Movies

Knightmare

Why Terry Gilliam is no Don Quixote.

Rocinante redux

If you’ve ever spent time on a film set, you know that almost every movie is a quixotic enterprise, a battle against chaos—the elements, the machines, the ebb and flow of actors’ egos. But the squirmily funny documentary Lost in La Mancha (IFC), directed by Keith Fulton and Louis Pepe, makes the case that Terry Gilliam’s aborted epic The Man Who Killed Don Quixote was one of the most quixotic enterprises of all—that its director was practically a stand-in for Cervantes’ delusional Spaniard. As one colleague puts it, Gilliam is “a little bit like Quixote: the idealist, seeing things we can’t see.” The collapse of this expensive European production after only a few days of shooting—a casualty of poor planning, the weather, and the inability of its leading actor to sit atop a horse—is presented as a mythic disaster, the ultimate tragicomedy of the artist butting up against the “windmills of reality”: windmills that here fight back, and win.

Fulton and Pepe have a history with Gilliam. They directed a sympathetic documentary on the making of his TwelveMonkeys (1995), The Hamster Factor and Other Tales of Twelve Monkeys (1996), and they took advantage of their unrestricted access: At times they must have had the only organized production company on the set. They catch Gilliam throwing tantrums over the lack of rehearsal for extras and the atrocious location scouting—a warehouse for interiors that conducts sound like a corrugated shed, a picturesque landscape that’s four hours from Madrid and next to a NATO bombing range. The Murphy’s Law aspect of the production is grimly amusing, at least for those of us who didn’t have money in Gilliam’s film. In the documentary’s most spectacular sequence, a huge, lethal-looking black cloud appears on the horizon and someone asserts that there’s sunlight on the other side: “Another half hour and it will be clear.” In another half hour the production’s cars are underwater and its equipment in the process of being carried off by raging flood waters. Gilliam is last seen making King Lear jokes.

Whithersoever he goes …

Lost in La Mancha is a fascinating glimpse at the fragile ecosystem of a movie shoot, but I’m bound to say that I don’t share its view of Gilliam, which seems perfectly in synch with Gilliam’s view of himself: as “Captain Chaos,” a man who needs an atmosphere of panic in which to do his greatest work. His movies are awesome, but most of them strike me as tiresomely overscaled, misshapen, and slapdash. I prefer Gilliam’s less self-indulgent efforts— Monty Python and the Holy Grail (1975), which he co-directed with Terry Jones, and The Fisher King (1991), on which he was gun-for-hire: Reeling from the disaster of The Adventures of Baron Munchausen (1989), he was handed a shapely and powerful script by Richard LaGravenese and reined in by strong producers, among them Lynda Obst.

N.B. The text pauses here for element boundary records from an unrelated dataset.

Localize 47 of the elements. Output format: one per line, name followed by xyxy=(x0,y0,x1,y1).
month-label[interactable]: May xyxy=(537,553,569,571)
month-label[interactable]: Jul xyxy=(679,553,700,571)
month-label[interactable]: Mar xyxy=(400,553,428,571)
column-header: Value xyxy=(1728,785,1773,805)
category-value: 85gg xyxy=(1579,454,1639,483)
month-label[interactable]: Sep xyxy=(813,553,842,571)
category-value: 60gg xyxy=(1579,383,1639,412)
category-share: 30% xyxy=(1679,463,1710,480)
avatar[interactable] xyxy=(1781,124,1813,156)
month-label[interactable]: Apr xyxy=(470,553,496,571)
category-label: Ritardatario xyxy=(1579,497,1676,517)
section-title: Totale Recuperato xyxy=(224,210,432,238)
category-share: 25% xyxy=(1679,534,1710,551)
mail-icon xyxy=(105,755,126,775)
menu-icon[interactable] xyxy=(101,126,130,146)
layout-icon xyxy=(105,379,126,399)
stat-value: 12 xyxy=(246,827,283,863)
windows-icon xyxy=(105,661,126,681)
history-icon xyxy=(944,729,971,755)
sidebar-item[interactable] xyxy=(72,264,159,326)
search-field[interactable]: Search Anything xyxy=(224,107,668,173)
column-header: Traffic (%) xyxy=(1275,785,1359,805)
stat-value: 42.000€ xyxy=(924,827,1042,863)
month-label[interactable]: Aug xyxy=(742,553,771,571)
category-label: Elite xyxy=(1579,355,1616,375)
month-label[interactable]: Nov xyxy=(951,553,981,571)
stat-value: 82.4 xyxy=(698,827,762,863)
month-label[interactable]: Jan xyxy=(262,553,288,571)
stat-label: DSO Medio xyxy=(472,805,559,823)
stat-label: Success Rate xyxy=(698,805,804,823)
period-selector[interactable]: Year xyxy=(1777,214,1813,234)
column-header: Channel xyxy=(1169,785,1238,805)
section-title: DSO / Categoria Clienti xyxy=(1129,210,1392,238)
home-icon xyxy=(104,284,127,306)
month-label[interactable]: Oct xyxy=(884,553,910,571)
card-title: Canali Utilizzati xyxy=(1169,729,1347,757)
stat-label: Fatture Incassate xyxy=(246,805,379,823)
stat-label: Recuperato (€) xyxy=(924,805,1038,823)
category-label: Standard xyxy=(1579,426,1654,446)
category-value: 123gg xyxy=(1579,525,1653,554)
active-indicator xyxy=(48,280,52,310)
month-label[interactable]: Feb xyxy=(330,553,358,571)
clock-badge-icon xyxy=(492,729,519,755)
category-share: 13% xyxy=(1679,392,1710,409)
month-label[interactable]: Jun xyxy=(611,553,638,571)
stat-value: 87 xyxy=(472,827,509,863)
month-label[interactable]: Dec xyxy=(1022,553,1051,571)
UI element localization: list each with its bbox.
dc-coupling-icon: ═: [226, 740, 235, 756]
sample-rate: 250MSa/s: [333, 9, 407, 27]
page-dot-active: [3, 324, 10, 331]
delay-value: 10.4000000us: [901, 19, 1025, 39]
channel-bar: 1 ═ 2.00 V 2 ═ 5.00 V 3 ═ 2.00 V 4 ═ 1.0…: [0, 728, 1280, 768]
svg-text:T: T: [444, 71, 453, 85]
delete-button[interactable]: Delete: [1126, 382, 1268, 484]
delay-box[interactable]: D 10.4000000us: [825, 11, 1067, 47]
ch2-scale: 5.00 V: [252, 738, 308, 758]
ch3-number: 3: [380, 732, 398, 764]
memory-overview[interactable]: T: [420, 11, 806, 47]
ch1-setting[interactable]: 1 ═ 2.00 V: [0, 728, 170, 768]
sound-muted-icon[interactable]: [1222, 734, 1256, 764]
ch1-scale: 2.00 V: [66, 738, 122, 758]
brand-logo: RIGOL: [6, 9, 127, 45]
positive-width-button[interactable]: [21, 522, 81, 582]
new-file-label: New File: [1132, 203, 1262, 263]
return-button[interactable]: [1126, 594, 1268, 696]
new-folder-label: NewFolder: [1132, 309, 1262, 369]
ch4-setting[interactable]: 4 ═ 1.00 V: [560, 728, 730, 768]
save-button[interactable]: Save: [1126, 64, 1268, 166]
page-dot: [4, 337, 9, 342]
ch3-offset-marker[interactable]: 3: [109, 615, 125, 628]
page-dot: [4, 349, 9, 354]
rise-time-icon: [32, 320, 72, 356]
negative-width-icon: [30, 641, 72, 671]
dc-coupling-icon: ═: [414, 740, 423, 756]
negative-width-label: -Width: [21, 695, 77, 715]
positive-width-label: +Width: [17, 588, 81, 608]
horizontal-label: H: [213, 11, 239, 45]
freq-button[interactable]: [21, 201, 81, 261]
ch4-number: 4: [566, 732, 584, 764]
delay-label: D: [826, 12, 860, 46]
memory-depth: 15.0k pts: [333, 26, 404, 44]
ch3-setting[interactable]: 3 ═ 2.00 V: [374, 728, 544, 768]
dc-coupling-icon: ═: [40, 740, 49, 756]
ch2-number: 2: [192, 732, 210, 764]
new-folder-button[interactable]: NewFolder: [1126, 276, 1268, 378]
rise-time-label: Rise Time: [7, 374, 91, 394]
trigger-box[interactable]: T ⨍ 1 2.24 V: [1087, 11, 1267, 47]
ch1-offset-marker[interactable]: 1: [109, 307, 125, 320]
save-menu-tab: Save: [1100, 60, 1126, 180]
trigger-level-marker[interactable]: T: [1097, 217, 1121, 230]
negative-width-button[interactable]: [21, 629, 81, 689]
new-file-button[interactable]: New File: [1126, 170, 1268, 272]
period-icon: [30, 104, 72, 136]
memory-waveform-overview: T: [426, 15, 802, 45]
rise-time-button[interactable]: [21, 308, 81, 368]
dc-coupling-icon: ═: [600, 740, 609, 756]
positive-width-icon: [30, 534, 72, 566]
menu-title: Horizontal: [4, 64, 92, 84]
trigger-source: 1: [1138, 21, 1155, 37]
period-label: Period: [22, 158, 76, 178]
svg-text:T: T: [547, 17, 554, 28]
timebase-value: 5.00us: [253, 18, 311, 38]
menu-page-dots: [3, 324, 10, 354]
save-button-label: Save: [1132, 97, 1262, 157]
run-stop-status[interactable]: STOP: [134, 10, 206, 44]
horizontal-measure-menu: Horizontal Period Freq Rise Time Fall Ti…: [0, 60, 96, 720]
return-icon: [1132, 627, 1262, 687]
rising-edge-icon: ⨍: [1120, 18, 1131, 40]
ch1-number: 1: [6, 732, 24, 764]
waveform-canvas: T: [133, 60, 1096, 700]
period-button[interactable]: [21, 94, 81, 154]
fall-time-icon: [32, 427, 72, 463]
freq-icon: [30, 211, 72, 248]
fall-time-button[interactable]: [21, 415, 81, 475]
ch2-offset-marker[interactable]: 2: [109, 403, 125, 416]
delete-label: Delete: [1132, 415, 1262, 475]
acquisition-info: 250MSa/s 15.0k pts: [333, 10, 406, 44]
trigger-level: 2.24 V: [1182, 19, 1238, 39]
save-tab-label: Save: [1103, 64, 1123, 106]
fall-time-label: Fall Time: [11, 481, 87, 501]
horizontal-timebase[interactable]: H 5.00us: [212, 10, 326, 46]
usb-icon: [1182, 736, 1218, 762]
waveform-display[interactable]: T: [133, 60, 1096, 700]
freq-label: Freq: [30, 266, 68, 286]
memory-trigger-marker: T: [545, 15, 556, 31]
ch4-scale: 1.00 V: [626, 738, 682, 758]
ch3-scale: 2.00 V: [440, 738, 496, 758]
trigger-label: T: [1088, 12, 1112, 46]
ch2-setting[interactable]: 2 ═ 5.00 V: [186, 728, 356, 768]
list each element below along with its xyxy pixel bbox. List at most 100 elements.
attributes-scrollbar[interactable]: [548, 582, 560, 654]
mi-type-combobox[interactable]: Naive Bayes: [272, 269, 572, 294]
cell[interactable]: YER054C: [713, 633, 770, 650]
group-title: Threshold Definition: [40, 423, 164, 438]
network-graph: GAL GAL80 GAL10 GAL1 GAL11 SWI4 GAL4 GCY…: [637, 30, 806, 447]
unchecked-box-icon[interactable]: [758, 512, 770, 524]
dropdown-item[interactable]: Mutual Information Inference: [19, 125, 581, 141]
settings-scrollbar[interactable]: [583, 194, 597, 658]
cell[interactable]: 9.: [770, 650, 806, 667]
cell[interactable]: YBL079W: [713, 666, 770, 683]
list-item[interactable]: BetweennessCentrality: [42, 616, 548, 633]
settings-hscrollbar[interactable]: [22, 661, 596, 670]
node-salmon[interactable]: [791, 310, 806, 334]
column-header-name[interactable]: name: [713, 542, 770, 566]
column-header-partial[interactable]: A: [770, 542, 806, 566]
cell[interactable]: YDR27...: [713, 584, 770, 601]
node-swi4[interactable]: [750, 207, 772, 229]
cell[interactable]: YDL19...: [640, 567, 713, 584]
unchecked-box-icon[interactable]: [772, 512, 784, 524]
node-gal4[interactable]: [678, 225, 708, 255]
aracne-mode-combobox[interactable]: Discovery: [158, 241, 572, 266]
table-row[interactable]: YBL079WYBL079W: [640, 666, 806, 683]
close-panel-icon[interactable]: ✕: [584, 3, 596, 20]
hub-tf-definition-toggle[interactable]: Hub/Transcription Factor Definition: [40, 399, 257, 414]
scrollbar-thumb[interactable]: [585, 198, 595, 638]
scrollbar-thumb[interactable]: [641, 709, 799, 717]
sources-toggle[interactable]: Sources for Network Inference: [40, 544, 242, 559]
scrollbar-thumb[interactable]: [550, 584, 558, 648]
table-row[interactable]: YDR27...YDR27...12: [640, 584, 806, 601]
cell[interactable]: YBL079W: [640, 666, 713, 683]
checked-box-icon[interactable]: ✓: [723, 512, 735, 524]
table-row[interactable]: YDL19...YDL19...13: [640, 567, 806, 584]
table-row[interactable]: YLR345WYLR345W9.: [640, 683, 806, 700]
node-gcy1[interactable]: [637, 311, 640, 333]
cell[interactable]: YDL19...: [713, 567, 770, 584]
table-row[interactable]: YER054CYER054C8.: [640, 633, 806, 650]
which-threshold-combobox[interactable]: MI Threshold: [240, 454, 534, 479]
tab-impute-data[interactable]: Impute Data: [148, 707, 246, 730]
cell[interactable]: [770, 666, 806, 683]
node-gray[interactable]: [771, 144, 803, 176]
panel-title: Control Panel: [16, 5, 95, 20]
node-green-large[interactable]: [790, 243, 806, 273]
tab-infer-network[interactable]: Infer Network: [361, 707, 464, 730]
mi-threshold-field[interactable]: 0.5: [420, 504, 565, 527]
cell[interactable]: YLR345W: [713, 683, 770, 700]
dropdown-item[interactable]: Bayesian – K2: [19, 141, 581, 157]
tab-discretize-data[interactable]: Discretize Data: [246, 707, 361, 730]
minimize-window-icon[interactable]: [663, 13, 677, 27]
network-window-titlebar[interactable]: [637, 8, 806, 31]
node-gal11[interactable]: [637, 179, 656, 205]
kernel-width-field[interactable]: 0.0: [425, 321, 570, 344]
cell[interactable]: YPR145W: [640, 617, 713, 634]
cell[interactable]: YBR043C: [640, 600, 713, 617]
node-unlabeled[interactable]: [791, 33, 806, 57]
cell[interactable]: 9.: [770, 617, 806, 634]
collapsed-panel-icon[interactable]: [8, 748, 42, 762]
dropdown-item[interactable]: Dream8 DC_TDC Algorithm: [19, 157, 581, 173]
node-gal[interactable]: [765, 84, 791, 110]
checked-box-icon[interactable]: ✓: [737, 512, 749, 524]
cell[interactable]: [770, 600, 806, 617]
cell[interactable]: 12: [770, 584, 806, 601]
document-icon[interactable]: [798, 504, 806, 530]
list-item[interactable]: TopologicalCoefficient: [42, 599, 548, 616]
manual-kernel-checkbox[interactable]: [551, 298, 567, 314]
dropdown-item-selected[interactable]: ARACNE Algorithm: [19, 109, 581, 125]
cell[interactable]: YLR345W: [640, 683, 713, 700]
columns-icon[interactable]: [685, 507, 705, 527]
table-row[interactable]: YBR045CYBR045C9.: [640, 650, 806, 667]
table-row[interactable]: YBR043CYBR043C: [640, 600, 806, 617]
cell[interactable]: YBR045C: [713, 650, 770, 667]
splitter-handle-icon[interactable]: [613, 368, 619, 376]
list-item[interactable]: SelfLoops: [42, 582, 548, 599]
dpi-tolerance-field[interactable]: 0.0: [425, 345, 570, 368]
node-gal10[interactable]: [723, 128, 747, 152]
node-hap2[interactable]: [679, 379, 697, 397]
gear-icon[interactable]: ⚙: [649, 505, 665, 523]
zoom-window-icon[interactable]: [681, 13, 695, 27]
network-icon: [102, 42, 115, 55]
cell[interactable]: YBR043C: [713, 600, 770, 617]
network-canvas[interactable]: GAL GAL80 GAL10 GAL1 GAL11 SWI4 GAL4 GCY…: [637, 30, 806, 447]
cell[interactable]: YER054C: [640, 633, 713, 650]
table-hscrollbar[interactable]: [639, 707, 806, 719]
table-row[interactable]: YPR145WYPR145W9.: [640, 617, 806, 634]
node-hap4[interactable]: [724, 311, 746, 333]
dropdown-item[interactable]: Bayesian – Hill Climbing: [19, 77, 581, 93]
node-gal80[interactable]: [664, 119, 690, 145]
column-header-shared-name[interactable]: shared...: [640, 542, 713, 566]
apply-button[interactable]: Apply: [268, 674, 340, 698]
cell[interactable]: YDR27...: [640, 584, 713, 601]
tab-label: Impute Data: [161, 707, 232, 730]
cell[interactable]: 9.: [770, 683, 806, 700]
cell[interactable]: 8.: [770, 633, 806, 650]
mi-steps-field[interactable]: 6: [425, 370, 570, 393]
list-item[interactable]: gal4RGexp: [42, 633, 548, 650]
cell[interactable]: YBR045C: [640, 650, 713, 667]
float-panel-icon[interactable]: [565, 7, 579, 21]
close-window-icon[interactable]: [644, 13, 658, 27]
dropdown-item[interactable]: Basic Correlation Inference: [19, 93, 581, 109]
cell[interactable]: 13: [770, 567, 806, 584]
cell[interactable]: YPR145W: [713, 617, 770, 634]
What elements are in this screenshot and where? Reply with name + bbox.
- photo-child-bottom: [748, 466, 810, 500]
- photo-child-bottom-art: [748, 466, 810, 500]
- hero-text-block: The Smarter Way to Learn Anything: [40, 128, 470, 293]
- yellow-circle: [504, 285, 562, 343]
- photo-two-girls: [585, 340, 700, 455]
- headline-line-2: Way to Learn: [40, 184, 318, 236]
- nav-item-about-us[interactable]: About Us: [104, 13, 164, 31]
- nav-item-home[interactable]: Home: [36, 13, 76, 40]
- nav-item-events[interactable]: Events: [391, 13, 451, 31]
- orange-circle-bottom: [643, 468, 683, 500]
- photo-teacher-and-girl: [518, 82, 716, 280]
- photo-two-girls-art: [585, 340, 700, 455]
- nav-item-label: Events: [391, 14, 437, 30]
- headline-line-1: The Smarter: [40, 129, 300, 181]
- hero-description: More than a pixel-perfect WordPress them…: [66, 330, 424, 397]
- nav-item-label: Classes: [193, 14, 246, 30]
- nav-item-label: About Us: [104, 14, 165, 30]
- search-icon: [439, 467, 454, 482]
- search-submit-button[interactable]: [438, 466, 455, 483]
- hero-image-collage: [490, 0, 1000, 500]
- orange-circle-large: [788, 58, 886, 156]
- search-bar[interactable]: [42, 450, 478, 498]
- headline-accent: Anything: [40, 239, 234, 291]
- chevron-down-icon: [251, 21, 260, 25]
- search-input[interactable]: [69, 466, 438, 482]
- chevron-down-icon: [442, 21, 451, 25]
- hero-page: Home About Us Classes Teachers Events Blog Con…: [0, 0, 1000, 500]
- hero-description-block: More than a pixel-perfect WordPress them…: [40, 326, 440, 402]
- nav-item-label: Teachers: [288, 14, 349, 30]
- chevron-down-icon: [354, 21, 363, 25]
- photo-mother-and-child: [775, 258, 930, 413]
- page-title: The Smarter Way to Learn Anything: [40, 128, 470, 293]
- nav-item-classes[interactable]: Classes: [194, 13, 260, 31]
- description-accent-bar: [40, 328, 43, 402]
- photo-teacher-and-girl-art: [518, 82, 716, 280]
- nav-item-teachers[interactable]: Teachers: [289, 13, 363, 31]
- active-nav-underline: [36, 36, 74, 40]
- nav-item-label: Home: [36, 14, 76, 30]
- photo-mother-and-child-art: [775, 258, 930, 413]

Given the choice, Gilliam prefers his producers weak and off the set—which goes farther toward explaining the collapse of The Man Who Killed Don Quixote than anything in Lost in LaMancha. Why doesn’t anyone have a backup plan? Why is Gilliam discussing the future of the film with his assistant director instead of his producers? Why is no one around to make the case that his French leading actor, Jean Rochefort, should be recast when he flies off to Paris to see his doctors and doesn’t come back for weeks? Rochefort was an “essential element” in the financing, but it seems unlikely that investors would have thrown away everything they’d spent if another star could have been found. And, on the basis of the footage Gilliam shot, Rochefort doesn’t appear to be the definitive Quixote: He’s irredeemably Gallic, and his “woeful countenance” has more to do with his swollen prostate than with any chivalric sense of duty.

Gilliam, meanwhile, becomes increasingly detached, sitting around with his hands over his face or playing with his model windmills and burnt-orange marionettes. Conscious that Orson Welles had his own unfinished Don Quixote project, Gilliam makes jokes about the projected as accursed—although Welles never gave up on his Quixote, whereas Gilliam never seemed to commit to it fully. He has, on the other hand, put considerable effort into promoting Lost in La Mancha, making the rounds of talk shows to sell a story of cinematic impotence that most filmmakers would want to see buried. Gilliam evidently loves this view of himself as the Don Quixote of modern cinema. But Don Quixote would have gotten the movie made.